Un'animazione adulta per i bambini intelligenti del terzo millennio. Questa, in sintesi, la definizione che Renée Zellweger e Jerry Seinfield danno del graffiante Bee Movie, nato dalla fantasia del mattatore comico americano e divenuto realtà grazie alla DreamWorks di Steven Spielberg. Caschetto biondo e fisico minutissimo, l'attrice premio Oscar per Ritorno a Cold Mountain si spoglia dei panni di Bridget Jones e rinuncia al suo sex appeal, per bissare la sua esperienza al doppiaggio, dopo il pirotecnico Shark Tale. Questa volta le tocca il ruolo di Vanessa, l'unica "umana buona" che sposa la causa dell'apetta protagonista, impegnata a trascinare in tribunale tutto il genere umano: oggetto del contendere è l'usurpazione del miele, linfa vitale attorno a cui ruota l'intera esistenza di Barry e della sua razza: "Fiaba per bambini, morale ecologista, metafora dell'avidità umana: in Bee Movie c'è tutto, ma soprattutto il divertimento.
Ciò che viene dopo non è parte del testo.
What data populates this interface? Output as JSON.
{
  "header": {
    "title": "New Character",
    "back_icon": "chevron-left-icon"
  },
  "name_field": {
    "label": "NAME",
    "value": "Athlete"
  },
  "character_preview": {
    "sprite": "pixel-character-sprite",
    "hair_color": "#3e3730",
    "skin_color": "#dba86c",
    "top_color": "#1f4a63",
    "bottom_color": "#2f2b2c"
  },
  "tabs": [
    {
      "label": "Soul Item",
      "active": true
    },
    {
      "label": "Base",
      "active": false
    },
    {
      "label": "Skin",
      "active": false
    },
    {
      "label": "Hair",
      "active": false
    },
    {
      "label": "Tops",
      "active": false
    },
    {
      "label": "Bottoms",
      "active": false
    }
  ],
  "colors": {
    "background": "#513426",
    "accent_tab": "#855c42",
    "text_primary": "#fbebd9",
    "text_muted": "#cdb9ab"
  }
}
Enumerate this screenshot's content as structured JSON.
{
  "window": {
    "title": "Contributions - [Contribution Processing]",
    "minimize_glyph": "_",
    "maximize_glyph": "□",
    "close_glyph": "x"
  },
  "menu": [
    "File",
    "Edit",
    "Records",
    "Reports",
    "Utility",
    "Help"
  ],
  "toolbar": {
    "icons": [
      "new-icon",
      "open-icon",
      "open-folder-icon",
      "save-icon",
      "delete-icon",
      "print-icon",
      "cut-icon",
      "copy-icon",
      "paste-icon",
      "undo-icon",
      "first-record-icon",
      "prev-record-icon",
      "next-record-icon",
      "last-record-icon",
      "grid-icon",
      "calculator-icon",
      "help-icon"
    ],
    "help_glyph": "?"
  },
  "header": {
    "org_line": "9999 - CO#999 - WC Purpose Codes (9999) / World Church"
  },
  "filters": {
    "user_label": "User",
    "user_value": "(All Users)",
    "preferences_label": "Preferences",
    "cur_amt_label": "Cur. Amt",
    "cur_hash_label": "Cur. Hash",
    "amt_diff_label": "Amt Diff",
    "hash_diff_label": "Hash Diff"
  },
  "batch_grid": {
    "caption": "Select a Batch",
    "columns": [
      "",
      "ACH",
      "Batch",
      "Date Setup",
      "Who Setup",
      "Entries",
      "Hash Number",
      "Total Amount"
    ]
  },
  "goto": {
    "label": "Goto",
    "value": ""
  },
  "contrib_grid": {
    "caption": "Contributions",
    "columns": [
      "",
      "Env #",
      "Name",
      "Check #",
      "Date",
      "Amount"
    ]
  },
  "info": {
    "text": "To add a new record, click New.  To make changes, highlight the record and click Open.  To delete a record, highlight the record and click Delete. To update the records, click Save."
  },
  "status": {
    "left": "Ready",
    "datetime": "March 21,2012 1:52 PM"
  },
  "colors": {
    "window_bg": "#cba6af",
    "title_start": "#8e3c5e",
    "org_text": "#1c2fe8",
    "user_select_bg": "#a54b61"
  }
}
E' questa la parola d'ordine del film e questo il motivo che mi ha spinto a partecipare". Forte dello straordinario successo al boxoffice americano, l'animazione arriva nelle nostre sale a partire dal 21 dicembre.
L'esilarante odissea di Barry, apetta ribelle al destino di una vita in catena di montaggio per produrre un miele che le verrà sottratto, offre il destro a letture adulte su dinamiche del lavoro, prepotenza dell'occidente ricco e importanza dell'ecosistema. Il tutto condito dalle cloridriche stoccate, con cui la fantasia di Seinfield condisce la storia, prendendosela con veri personaggi dello star system come Sting, Oprah Winfrey e Larry King: "L'idea - racconta il frizzantissimo comico americano - è nata a cena con Steven Spielberg. Giocando sull'assonanza inglese con la parola "bee", ape, gli ho detto che avrei voluto fare un B-Movie. Lui m'ha preso sul serio e in quattro e quattr'otto, con Katzenberg ha messo in piedi un'organizzazione colossale". Soltanto l'apparecchiatura installata nel suo ufficio di New York è costata un milione di dollari. Poi un lavoro di quattro anni, arrivato fin quasi ad oggi: "Non c'è stata grande differenza rispetto al mio impegno in tv. Ho scritto la storia pensando a un pubblico adulto. O meglio a me stesso. Non ho mai amato i cartoon come Topolino. Troppo convenzionali. Ho cercato piuttosto di pensare cosa avrebbe divertito anche me e la cosa più strabiliante è che ad apprezzarlo di più sono stati i bambini di due e tre anni".
La conferma alle parole di Seinfield arriva anche da Renée Zellweger. Doppiatrice d'eccezione e sua vicina di casa nella vita di tutti i giorni, l'attrice non si sarebbe affatto prestata a un cartoon qualsiasi: "La prima domanda che mi pongo quando ricevo un copione - spiega - è se si tratta di una cosa utile e di cui si avverte il bisogno. La seconda se divertirebbe anche me. In questo caso c'era poi anche Jerry, per cui non ho avuto dubbi. Della sua esperienza in tv ha portato il cinismo: una componente che apprezzo moltissimo". E pensare che la versione definitiva è costata a Seinfield ben 215 riscritture del copione. Autocensura? "No, per carità", risponde diplomaticamente. Fatto sta, che le sue frecciate al curaro non risparmiano davvero nessuno. Fra i più bersagliati, insieme ad avvocati assimilati a "parassiti", anche Ray Liotta che viene preso di mira come emblematica incarnazione di spocchia e antipatia. "Il fatto - conclude Seinfield - è che i bambini non sono affatto stupidi. Dai loro stimoli e vedrai che reagiranno nel migliore dei modi. Basta anestetizzarli coi prodotti idioti. Quella dell'età è soltanto una scusa".